An immensely intense week I may say. A highly enjoyable week though. It went very quickly too. A normal busy Monday lead to a 3 day off-site in London. That meant I stayed over in London, didn’t sleep well and was sitting in marathon meetings, working early until late. But it was inspiring, useful and drove the business forward. Given one doesn’t have a commute, is used to getting up early, a 7 am start in the office is amazing. One gets so much done. Yet it is intense, but also enjoyable. GSD = Getting Sh*t Done! To finish off the week I met with a friend from NY and ex colleagues on Thursday. That was nice. Friday I made it home for bath time and the boys were delighted to see me. So was I.

Having tried to get over some virus earlier in the week and hence didn’t exercise, I just had to do a 7.5K run plus I had to take an early train to get to the Home Office. The, hopefully, final step to get my British passport, the interview where they ask you all those questions to verify you are, who you claim you are. The guy interviewing me tried to make it funny and entertaining. At least that’s how it came across and I felt very awkward. Anyway, my passport should be with me in the next few days. Some questions were who my parents are, where they were born, which way I drive to take the boys to school etc.

It definitely concludes a successful week. A week when you don’t sleep well, feel under the weather, yet have so much energy and drive to work throughout. I was buzzing on Friday. I so enjoy that. What I didn’t enjoy? Not seeing the boys. So coming home on Thursday to see one still awake at 9, it broke my heart to tell him off to go to bed. I would have preferred to cuddle and listen to him about his week but he had to go to sleep. And the other? He woke just before 10 being thirsty, came downstairs and gave me the biggest smile and cuddle.

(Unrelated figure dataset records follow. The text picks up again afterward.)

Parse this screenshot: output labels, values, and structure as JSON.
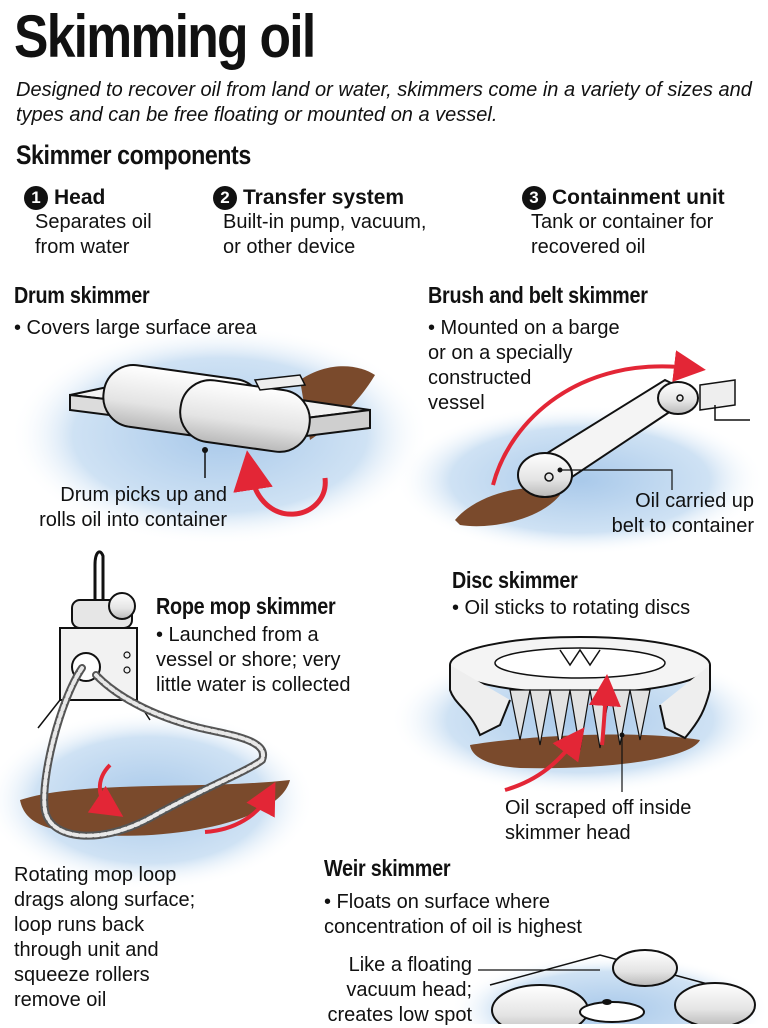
{
  "header": {
    "title": "Skimming oil",
    "subtitle": "Designed to recover oil from land or water, skimmers come in a variety of sizes and types and can be free floating or mounted on a vessel."
  },
  "components": {
    "heading": "Skimmer components",
    "items": [
      {
        "number": "1",
        "title": "Head",
        "desc_line1": "Separates oil",
        "desc_line2": "from water"
      },
      {
        "number": "2",
        "title": "Transfer system",
        "desc_line1": "Built-in pump, vacuum,",
        "desc_line2": "or other device"
      },
      {
        "number": "3",
        "title": "Containment unit",
        "desc_line1": "Tank or container for",
        "desc_line2": "recovered oil"
      }
    ]
  },
  "drum": {
    "title": "Drum skimmer",
    "desc": "• Covers large surface area",
    "callout_line1": "Drum picks up and",
    "callout_line2": "rolls oil into container"
  },
  "brush": {
    "title": "Brush and belt skimmer",
    "desc_lines": [
      "• Mounted on a barge",
      "or on a specially",
      "constructed",
      "vessel"
    ],
    "callout_line1": "Oil carried up",
    "callout_line2": "belt to container"
  },
  "rope": {
    "title": "Rope mop skimmer",
    "desc_lines": [
      "• Launched from a",
      "vessel or shore; very",
      "little water is collected"
    ],
    "callout_lines": [
      "Rotating mop loop",
      "drags along surface;",
      "loop runs back",
      "through unit and",
      "squeeze rollers",
      "remove oil"
    ]
  },
  "disc": {
    "title": "Disc skimmer",
    "desc": "• Oil sticks to rotating discs",
    "callout_line1": "Oil scraped off inside",
    "callout_line2": "skimmer head"
  },
  "weir": {
    "title": "Weir skimmer",
    "desc_lines": [
      "• Floats on surface where",
      "concentration of oil is highest"
    ],
    "callout_lines": [
      "Like a floating",
      "vacuum head;",
      "creates low spot"
    ]
  },
  "colors": {
    "water": "#bcd6ee",
    "oil": "#7a4a2c",
    "arrow": "#e32636",
    "ink": "#111111"
  }
}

That made my week!

Besides work and life, there are so many things going on in this world. Article 50 was triggered this week. That means Brexit gets real. There is no way back now and just as well I now have both nationalities. I am safe to chose but hope I never have to. As I mentioned before, the future doesn’t equal the past. With the world changing, we need to realise that years from now we might decide to move elsewhere. Maybe years from now I find myself applying for another nationality in a country far (or close) to home. One just doesn’t know. I will watch the next 2 or more years to see what is coming our way. We must stay flexible and vigilant, always trying to better the situation for us and the generations to follow. That’s our duty.

This weekend we did what the boys wanted to do for ages. They were so taken by the lambs last year, we had to go back this year. So we went to a farm to see the newly born lambs. What a lovely site. Also we saw a sheep giving birth, another one trying and a newly born calf. It was amazing to show the kids and even for us. I am not as taken with the little lambs as my family is, but it makes you think about the time your kids were born. How much effort it was and how much we were fearing for them and the mother. How much pain mother had to endure. It is good to be reminded, yet the main purpose was for the kids to cuddle with the little lambs. They absolutely loved it.

Tomorrow I am off to Germany again. I have taken a temporary assignment to help out leading the office in Hamburg. That not only makes me more busy, which is the part I mind less, but it takes time away from the family. Weekends have to make up for it and hence my wife and I, having known each other for 13 years this week, really plan the weekends and quality family time. So far so good. Easter break is around the corner.

So have a fantastic week, stay safe.